Insider transaction history
Year-to-date, there has not been any trading activity in the public market reported by insiders.
Year-to-date, the unit price is up 11 per cent. On June 23, the unit price closed at a record high of $8.25.
Since closing at an all-time high, the unit price has declined 9.6 per cent with the REIT on the cusp of entering correction territory. Given the pullback, the REIT is nearing oversold territory. The relative strength index (RSI) is at 33. Generally, an RSI reading at or below 30 reflects an oversold condition.
In terms of key technical resistance and support levels, the unit price has a major ceiling of resistance between $8 and $8.25. Looking at the downside, the unit price has strong technical support around $7, close to its 200-day moving average (at $7.10).

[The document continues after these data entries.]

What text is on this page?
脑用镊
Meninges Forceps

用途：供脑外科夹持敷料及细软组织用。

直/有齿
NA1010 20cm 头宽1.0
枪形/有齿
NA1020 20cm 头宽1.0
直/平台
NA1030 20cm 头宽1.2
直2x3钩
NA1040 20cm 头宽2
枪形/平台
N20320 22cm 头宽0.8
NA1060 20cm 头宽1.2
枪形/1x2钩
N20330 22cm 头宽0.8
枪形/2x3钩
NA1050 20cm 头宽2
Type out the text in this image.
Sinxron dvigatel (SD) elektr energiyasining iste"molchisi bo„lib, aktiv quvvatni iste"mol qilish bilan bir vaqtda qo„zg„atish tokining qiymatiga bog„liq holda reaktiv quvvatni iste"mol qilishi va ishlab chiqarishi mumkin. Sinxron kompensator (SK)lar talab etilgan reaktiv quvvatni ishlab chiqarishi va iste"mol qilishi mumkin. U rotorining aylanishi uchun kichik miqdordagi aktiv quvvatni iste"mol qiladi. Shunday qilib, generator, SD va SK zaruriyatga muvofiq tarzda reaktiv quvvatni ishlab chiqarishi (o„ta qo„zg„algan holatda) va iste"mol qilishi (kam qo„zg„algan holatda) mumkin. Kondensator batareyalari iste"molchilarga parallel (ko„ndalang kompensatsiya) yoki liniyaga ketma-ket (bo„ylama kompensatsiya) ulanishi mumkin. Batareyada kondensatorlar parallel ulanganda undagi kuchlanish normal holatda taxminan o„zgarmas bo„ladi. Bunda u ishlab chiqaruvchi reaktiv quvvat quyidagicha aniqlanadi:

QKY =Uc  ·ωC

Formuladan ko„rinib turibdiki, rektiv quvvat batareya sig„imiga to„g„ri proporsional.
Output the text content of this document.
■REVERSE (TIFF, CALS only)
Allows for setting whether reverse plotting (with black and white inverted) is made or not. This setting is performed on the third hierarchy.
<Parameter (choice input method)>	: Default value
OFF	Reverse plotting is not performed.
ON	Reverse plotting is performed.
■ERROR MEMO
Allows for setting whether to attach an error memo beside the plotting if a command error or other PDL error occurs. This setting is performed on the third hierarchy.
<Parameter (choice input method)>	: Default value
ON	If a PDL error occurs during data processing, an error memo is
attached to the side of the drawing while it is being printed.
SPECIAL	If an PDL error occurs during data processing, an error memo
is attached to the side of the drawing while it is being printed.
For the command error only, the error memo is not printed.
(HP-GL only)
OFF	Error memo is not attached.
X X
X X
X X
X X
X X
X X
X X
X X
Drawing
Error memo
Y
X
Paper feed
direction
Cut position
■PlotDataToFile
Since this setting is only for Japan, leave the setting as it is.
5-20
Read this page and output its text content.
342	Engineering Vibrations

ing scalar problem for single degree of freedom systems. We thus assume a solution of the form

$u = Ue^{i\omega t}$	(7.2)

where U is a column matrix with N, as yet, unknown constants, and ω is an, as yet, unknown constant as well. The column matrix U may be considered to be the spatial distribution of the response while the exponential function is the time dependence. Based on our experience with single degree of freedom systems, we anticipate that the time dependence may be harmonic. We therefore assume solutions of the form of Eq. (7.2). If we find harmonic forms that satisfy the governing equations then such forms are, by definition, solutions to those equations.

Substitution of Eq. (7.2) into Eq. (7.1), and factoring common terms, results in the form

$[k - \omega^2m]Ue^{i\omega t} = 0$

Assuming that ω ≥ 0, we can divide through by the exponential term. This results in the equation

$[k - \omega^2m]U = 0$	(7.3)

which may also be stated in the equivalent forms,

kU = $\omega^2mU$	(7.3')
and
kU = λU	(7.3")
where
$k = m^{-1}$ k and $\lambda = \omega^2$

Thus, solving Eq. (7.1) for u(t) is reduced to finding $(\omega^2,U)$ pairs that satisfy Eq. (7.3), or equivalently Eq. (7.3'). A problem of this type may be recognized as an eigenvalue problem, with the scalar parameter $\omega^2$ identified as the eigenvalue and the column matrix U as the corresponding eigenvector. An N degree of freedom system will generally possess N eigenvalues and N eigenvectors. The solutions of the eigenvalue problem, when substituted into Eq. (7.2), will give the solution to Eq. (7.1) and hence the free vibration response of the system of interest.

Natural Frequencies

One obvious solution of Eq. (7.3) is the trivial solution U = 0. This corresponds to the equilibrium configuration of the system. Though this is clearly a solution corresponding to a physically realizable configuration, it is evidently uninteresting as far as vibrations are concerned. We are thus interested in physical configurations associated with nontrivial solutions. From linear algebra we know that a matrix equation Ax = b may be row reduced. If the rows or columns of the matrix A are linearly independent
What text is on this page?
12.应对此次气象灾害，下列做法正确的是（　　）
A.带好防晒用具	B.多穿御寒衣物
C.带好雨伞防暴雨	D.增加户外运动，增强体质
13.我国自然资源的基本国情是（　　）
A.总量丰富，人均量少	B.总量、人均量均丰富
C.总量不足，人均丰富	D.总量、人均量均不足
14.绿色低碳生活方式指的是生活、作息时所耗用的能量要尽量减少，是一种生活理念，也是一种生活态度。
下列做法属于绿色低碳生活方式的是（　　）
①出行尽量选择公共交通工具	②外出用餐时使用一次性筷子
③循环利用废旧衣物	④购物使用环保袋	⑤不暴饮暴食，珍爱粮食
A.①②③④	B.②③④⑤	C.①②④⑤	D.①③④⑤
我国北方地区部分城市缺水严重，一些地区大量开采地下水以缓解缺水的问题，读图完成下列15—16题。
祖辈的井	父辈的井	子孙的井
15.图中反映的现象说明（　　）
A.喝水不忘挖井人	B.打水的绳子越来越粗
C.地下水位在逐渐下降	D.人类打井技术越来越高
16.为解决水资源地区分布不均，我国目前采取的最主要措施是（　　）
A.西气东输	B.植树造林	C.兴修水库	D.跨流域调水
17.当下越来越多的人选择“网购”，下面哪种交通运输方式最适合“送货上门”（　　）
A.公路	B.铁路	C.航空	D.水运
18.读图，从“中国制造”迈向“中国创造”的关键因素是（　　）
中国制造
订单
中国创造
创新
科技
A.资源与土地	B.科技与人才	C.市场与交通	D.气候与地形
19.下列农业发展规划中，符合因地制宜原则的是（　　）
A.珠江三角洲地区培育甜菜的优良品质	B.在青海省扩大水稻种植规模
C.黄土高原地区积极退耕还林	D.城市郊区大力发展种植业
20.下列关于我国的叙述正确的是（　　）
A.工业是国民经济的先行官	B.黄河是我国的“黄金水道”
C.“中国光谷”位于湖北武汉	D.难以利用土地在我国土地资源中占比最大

This security is thinly traded, which can increase price volatility. It can also make selling or buying a large position a challenge without moving the unit price materially. The three-month historical daily average trading volume is approximately 12,000 units.
Please note that this report is not an investment recommendation. The Breakouts file is a technical analysis screen intended to identify companies that are technically breaking out. In addition, this report highlights a company’s dividend policy, analysts’ recommendations, financial forecasts, and provides a brief technical analysis for a security to provide readers with more information.
If a stock appears on the positive breakouts list, this indicates positive price momentum, and that a company may be worthwhile for investors to look at the fundamentals in order to determine if the recent price strength is warranted and will continue. If a security appears on the negative breakouts list, this indicates negative price momentum, and may be indicative of either deteriorating fundamentals or perhaps indicates a buying opportunity.
Securities screened are from the S&P/TSX composite index, the S&P/TSX Small Cap index, as well as Canadian small cap stocks outside of these indexes that have a minimum market capitalization of $200-million.
A technical analysis screen does not replace fundamental analysis, but can help identify companies worth having a closer look at.